Football Index Debacle: Should Players Be Worried About the Future of the Brand?

Football Pitch on Smartphone ScreenThere could be trouble ahead for Football Index and its users after the firm announced considerable changes to its dividend format.

For the uninitiated, Football Index is the world’s first stock exchange style platform covering the beautiful game, with site users able to buy and sell shares in their favourite players.

The idea is to buy those players whose value you suspect will rise in time based upon their performances, and another revenue stream is dividends – owners also earn a payout when their players do the business out on the pitch, scoring goals and making assists etc.

And it’s this last point which has caused much consternation, with Football Index recently making dramatic changes to the dividend pay scale that has infuriated their users and left many questioning the future of the company.

Update 12/3/21: Football Index Enters Administration

Football Index’s operator BetIndex has entered administration following the suspension of their license by the Gambling Commission. The Football Index platform is now currently frozen. More on this can be found here.

How Does Football Index Work?

Buy, Hold, Sell Keyboard Buttons

Like the traditional stock exchange, the idea of Football Index is to ‘buy low, sell high’ – so, buying shares in players whose value you expect to rise.

This gap is your profit margin – selling for an inflated price will of course secure a profit.

The secondary source of revenue is dividend payments, which are linked to a player’s on-field efforts but also how often they feature in the media. Those who perform well and are regulars in the newspapers will yield more dividends than more ‘vanilla’ stars.

The problem is that, unlike the traditional stock exchange, Football Index themselves have the power to move the goalposts, and they have wielded that power by announcing that as of April the dividend payments will be reduced considerably.

More alarming still for their users, a spokesperson for the brand claimed this was ‘to ensure the long-term sustainability of the platform’ – if that doesn’t set alarm bells ringing, nothing will.

What Changes Have Football Index Made to Dividend Payments?

Businessman Cutting Percentage Symbol

In amongst a raft of changes, the key one is that the amount of money a user can make from dividends in a single day has been slashed by around 80%.

Before, on a ‘gold’ matchday, a user could earn up to 33p per day per share, which can tot up quite nicely for those with a significant holding in a player.

However, that has now been slashed to just 6p per day, which will have a considerable impact upon how profitable owners can be on the platform.

As you can imagine, this has caused much fury among site users, and worst is to come. With many pulling their money out of the platform in protest, the spread in the buy/sell price has increased markedly – meaning that if a user wants to sell up and leave Football Index they will have to do so at a considerable loss.

For context, Bruno Fernandes’ value fell from £5.62 to just £1.10 overnight – for those with 100+ shares, the loss is dramatic.

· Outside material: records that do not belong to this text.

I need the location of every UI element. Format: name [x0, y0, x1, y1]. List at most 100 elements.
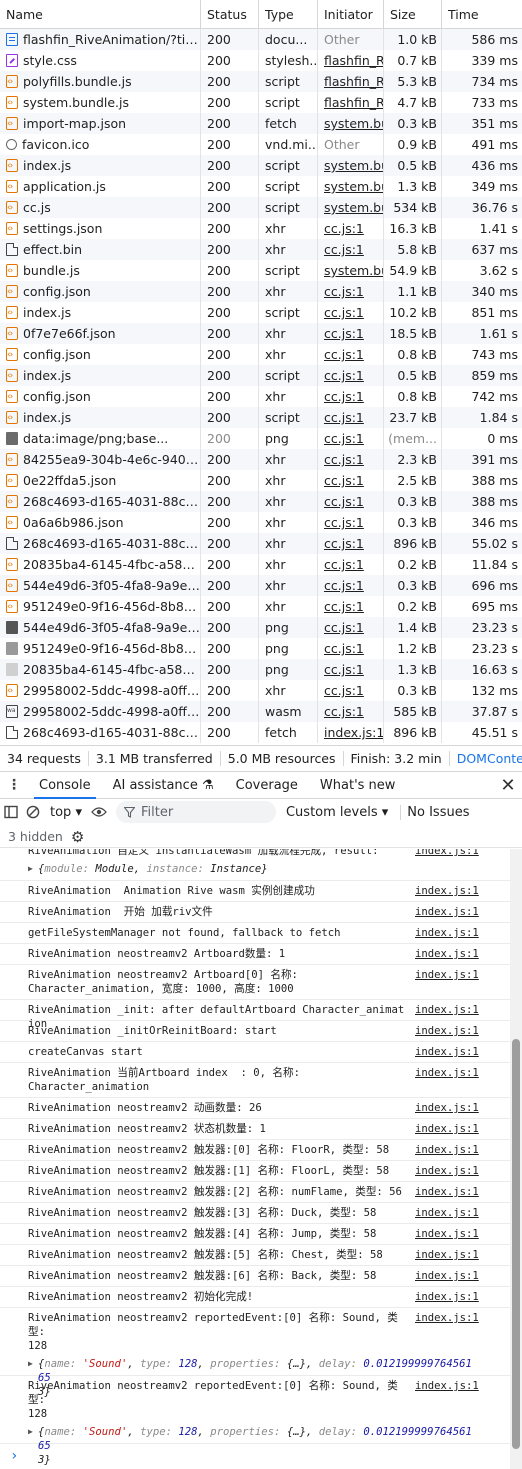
initiator-link[interactable]: system.bun [324, 263, 383, 278]
console-source-link[interactable]: index.js:1 [415, 1122, 479, 1136]
initiator-link[interactable]: cc.js:1 [324, 431, 364, 446]
table-row[interactable]: 544e49d6-3f05-4fa8-9a9e-0... 200 png cc.js:… [0, 617, 522, 638]
initiator-link[interactable]: cc.js:1 [324, 389, 364, 404]
table-row[interactable]: index.js 200script cc.js:1 10.2 kB 851 ms [0, 302, 522, 323]
table-row[interactable]: 544e49d6-3f05-4fa8-9a9e-0...200xhr cc.js:… [0, 575, 522, 596]
table-row[interactable]: data:image/png;base... 200 png cc.js:1 (mem.… [0, 428, 522, 449]
initiator-link[interactable]: system.bun [324, 200, 383, 215]
initiator-link[interactable]: cc.js:1 [324, 284, 364, 299]
table-row[interactable]: config.json 200xhr cc.js:1 0.8 kB 742 ms [0, 386, 522, 407]
table-row[interactable]: system.bundle.js 200script flashfin_Riv4.7… [0, 92, 522, 113]
request-name-cell[interactable]: 0a6a6b986.json [0, 512, 201, 533]
initiator-link[interactable]: flashfin_Riv [324, 74, 383, 89]
filter-input[interactable]: Filter [115, 801, 276, 823]
table-row[interactable]: application.js 200script system.bun1.3 kB 3… [0, 176, 522, 197]
console-source-link[interactable]: index.js:1 [415, 1003, 479, 1017]
initiator-link[interactable]: cc.js:1 [324, 662, 364, 677]
console-source-link[interactable]: index.js:1 [415, 1248, 479, 1262]
console-object-preview[interactable]: ▶ {module: Module, instance: Instance} [28, 862, 478, 876]
request-name-cell[interactable]: 20835ba4-6145-4fbc-a58a-... [0, 554, 201, 575]
initiator-cell[interactable]: flashfin_Riv [318, 50, 384, 71]
initiator-cell[interactable]: system.bun [318, 113, 384, 134]
column-type[interactable]: Type [259, 0, 318, 28]
initiator-cell[interactable]: system.bun [318, 197, 384, 218]
table-row[interactable]: index.js 200script system.bun0.5 kB 436 ms [0, 155, 522, 176]
initiator-link[interactable]: cc.js:1 [324, 221, 364, 236]
console-input-prompt[interactable]: › [10, 1448, 18, 1464]
table-row[interactable]: config.json 200xhr cc.js:1 0.8 kB 743 ms [0, 344, 522, 365]
request-name-cell[interactable]: system.bundle.js [0, 92, 201, 113]
request-name-cell[interactable]: 268c4693-d165-4031-88ce-... [0, 533, 201, 554]
expand-triangle-icon[interactable]: ▶ [28, 1425, 33, 1439]
initiator-cell[interactable]: cc.js:1 [318, 638, 384, 659]
request-name-cell[interactable]: index.js [0, 155, 201, 176]
initiator-link[interactable]: cc.js:1 [324, 620, 364, 635]
console-source-link[interactable]: index.js:1 [415, 968, 479, 982]
initiator-cell[interactable]: cc.js:1 [318, 407, 384, 428]
console-source-link[interactable]: index.js:1 [415, 1311, 479, 1325]
console-source-link[interactable]: index.js:1 [415, 1164, 479, 1178]
initiator-cell[interactable]: cc.js:1 [318, 323, 384, 344]
clear-console-icon[interactable] [22, 801, 44, 823]
initiator-link[interactable]: cc.js:1 [324, 326, 364, 341]
sidebar-toggle-icon[interactable] [0, 801, 22, 823]
request-name-cell[interactable]: favicon.ico [0, 134, 201, 155]
initiator-cell[interactable]: cc.js:1 [318, 449, 384, 470]
request-name-cell[interactable]: flashfin_RiveAnimation/?tim... [0, 29, 201, 50]
request-name-cell[interactable]: 544e49d6-3f05-4fa8-9a9e-0... [0, 575, 201, 596]
console-scrollbar[interactable] [510, 849, 522, 1469]
initiator-link[interactable]: cc.js:1 [324, 347, 364, 362]
expand-triangle-icon[interactable]: ▶ [28, 862, 33, 876]
request-name-cell[interactable]: 951249e0-9f16-456d-8b85-... [0, 596, 201, 617]
initiator-link[interactable]: flashfin_Riv [324, 95, 383, 110]
initiator-link[interactable]: cc.js:1 [324, 305, 364, 320]
table-row[interactable]: 0f7e7e66f.json 200xhr cc.js:1 18.5 kB 1.61 s [0, 323, 522, 344]
request-name-cell[interactable]: index.js [0, 365, 201, 386]
console-source-link[interactable]: index.js:1 [415, 1024, 479, 1038]
console-object-preview[interactable]: ▶ {name: 'Sound', type: 128, properties: … [28, 1425, 478, 1467]
column-name[interactable]: Name [0, 0, 201, 28]
initiator-cell[interactable]: system.bun [318, 176, 384, 197]
console-source-link[interactable]: index.js:1 [415, 1101, 479, 1115]
console-source-link[interactable]: index.js:1 [415, 884, 479, 898]
initiator-cell[interactable]: system.bun [318, 155, 384, 176]
request-name-cell[interactable]: config.json [0, 281, 201, 302]
initiator-cell[interactable]: cc.js:1 [318, 533, 384, 554]
request-name-cell[interactable]: 20835ba4-6145-4fbc-a58a-... [0, 659, 201, 680]
initiator-cell[interactable]: cc.js:1 [318, 239, 384, 260]
table-row[interactable]: index.js 200script cc.js:1 23.7 kB 1.84 s [0, 407, 522, 428]
initiator-link[interactable]: system.bun [324, 158, 383, 173]
initiator-link[interactable]: cc.js:1 [324, 410, 364, 425]
request-name-cell[interactable]: cc.js [0, 197, 201, 218]
initiator-link[interactable]: cc.js:1 [324, 599, 364, 614]
table-row[interactable]: 29958002-5ddc-4998-a0ff-8...200wasm cc.js… [0, 701, 522, 722]
console-source-link[interactable]: index.js:1 [415, 905, 479, 919]
initiator-link[interactable]: cc.js:1 [324, 641, 364, 656]
request-name-cell[interactable]: 951249e0-9f16-456d-8b85-... [0, 638, 201, 659]
initiator-cell[interactable]: cc.js:1 [318, 386, 384, 407]
request-name-cell[interactable]: effect.bin [0, 239, 201, 260]
initiator-link[interactable]: index.js:1 [324, 725, 383, 740]
request-name-cell[interactable]: config.json [0, 344, 201, 365]
initiator-link[interactable]: flashfin_Riv [324, 53, 383, 68]
initiator-link[interactable]: cc.js:1 [324, 452, 364, 467]
initiator-link[interactable]: cc.js:1 [324, 515, 364, 530]
table-row[interactable]: import-map.json 200fetch system.bun0.3 kB 3… [0, 113, 522, 134]
log-levels-dropdown[interactable]: Custom levels ▾ [286, 805, 388, 820]
initiator-link[interactable]: system.bun [324, 116, 383, 131]
table-row[interactable]: effect.bin 200 xhr cc.js:1 5.8 kB 637 ms [0, 239, 522, 260]
initiator-cell[interactable]: cc.js:1 [318, 701, 384, 722]
console-source-link[interactable]: index.js:1 [415, 1227, 479, 1241]
initiator-cell[interactable]: cc.js:1 [318, 281, 384, 302]
more-options-icon[interactable]: ⋮ [0, 777, 28, 793]
initiator-link[interactable]: system.bun [324, 179, 383, 194]
tab-whats-new[interactable]: What's new [309, 772, 407, 799]
live-expression-eye-icon[interactable] [88, 801, 110, 823]
console-source-link[interactable]: index.js:1 [415, 1045, 479, 1059]
console-source-link[interactable]: index.js:1 [415, 849, 479, 858]
request-name-cell[interactable]: bundle.js [0, 260, 201, 281]
initiator-link[interactable]: cc.js:1 [324, 578, 364, 593]
table-row[interactable]: 84255ea9-304b-4e6c-940d-...200xhr cc.js:1… [0, 449, 522, 470]
request-name-cell[interactable]: index.js [0, 407, 201, 428]
table-row[interactable]: 20835ba4-6145-4fbc-a58a-... 200 png cc.js:1… [0, 659, 522, 680]
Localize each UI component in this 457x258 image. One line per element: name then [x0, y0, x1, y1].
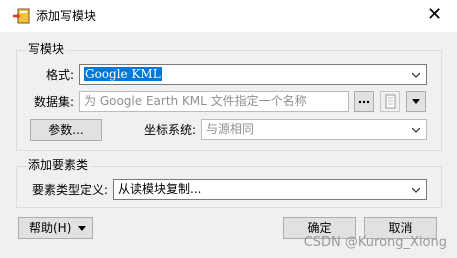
window-title: 添加写模块: [36, 9, 97, 23]
help-button[interactable]: 帮助(H): [18, 217, 93, 239]
coordinate-system-value: 与源相同: [206, 122, 255, 136]
title-bar: 添加写模块 ✕: [0, 0, 457, 32]
triangle-down-icon: [78, 226, 86, 231]
format-selected-text: Google KML: [84, 67, 162, 81]
close-icon: ✕: [427, 4, 443, 25]
file-icon: [385, 94, 396, 109]
chevron-down-icon: [412, 127, 420, 133]
write-module-group-title: 写模块: [26, 42, 67, 56]
feature-class-group-title: 添加要素类: [26, 158, 91, 172]
help-button-label: 帮助(H): [29, 221, 72, 235]
feature-type-definition-label: 要素类型定义:: [31, 183, 108, 197]
close-button[interactable]: ✕: [411, 0, 457, 32]
feature-type-definition-value: 从读模块复制...: [118, 182, 202, 196]
dataset-label: 数据集:: [33, 95, 74, 109]
format-label: 格式:: [45, 68, 74, 82]
write-module-icon: [13, 8, 30, 24]
triangle-down-icon: [412, 99, 420, 104]
format-select[interactable]: Google KML: [79, 64, 427, 85]
feature-type-definition-select[interactable]: 从读模块复制...: [113, 179, 427, 200]
dataset-dropdown-button[interactable]: [406, 91, 426, 112]
chevron-down-icon: [412, 72, 420, 78]
dataset-input[interactable]: 为 Google Earth KML 文件指定一个名称: [79, 91, 349, 112]
watermark: CSDN @Kurong_Xiong: [303, 235, 447, 250]
browse-button[interactable]: [354, 91, 374, 112]
chevron-down-icon: [412, 187, 420, 193]
ellipsis-icon: [358, 100, 370, 104]
coordinate-system-select[interactable]: 与源相同: [201, 119, 427, 140]
file-options-button[interactable]: [380, 91, 400, 112]
params-button[interactable]: 参数...: [30, 119, 102, 141]
coordinate-system-label: 坐标系统:: [143, 123, 196, 137]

There are rumours of those with £100k and more tied into Football Index.

What Will Happen Next to Football Index?

Terms and Conditions Agreement

Users of Football Index have raised a petition hitting out at the changes made, but sadly petitions usually end up in the waste paper basket of the government official responsible.

Football Index have covered their backs to with a series of wide-ranging terms and conditions and get out clauses, including the right to make ‘adverse changes’ to their payments platform as they wish.

What is interesting is that FI is licensed by the UK Gambling Commission – this is a betting platform, after all, and they will be very interested in the brand’s latest movements.

However, as mentioned, Football Index have protected themselves with rigorous terms and conditions – users essentially agree to that contract whenever they open an account and start trading.

Noticeably, Football Index have muted replies to their tweets to help protect the brand, and a scheduled Q&A with the company’s chief executive Mike Bohan – principally to discuss how new investment could be brought into the platform – has now been shelved.

As part of their Gambling Commission licensing, Football Index has in place ‘medium’ protection for their users’ funds, which means that if they fall into liquidation they may – or may not – get their invested money back. The definition of medium protection is that ‘….there are arrangements (e.g. insurance) to make sure that the money in separate accounts is given to customers if the company goes bust,’ but that does not guarantee a return.

The future does not look bright for the firm, and sadly many users are going to be considerably out of pocket for the foreseeable future.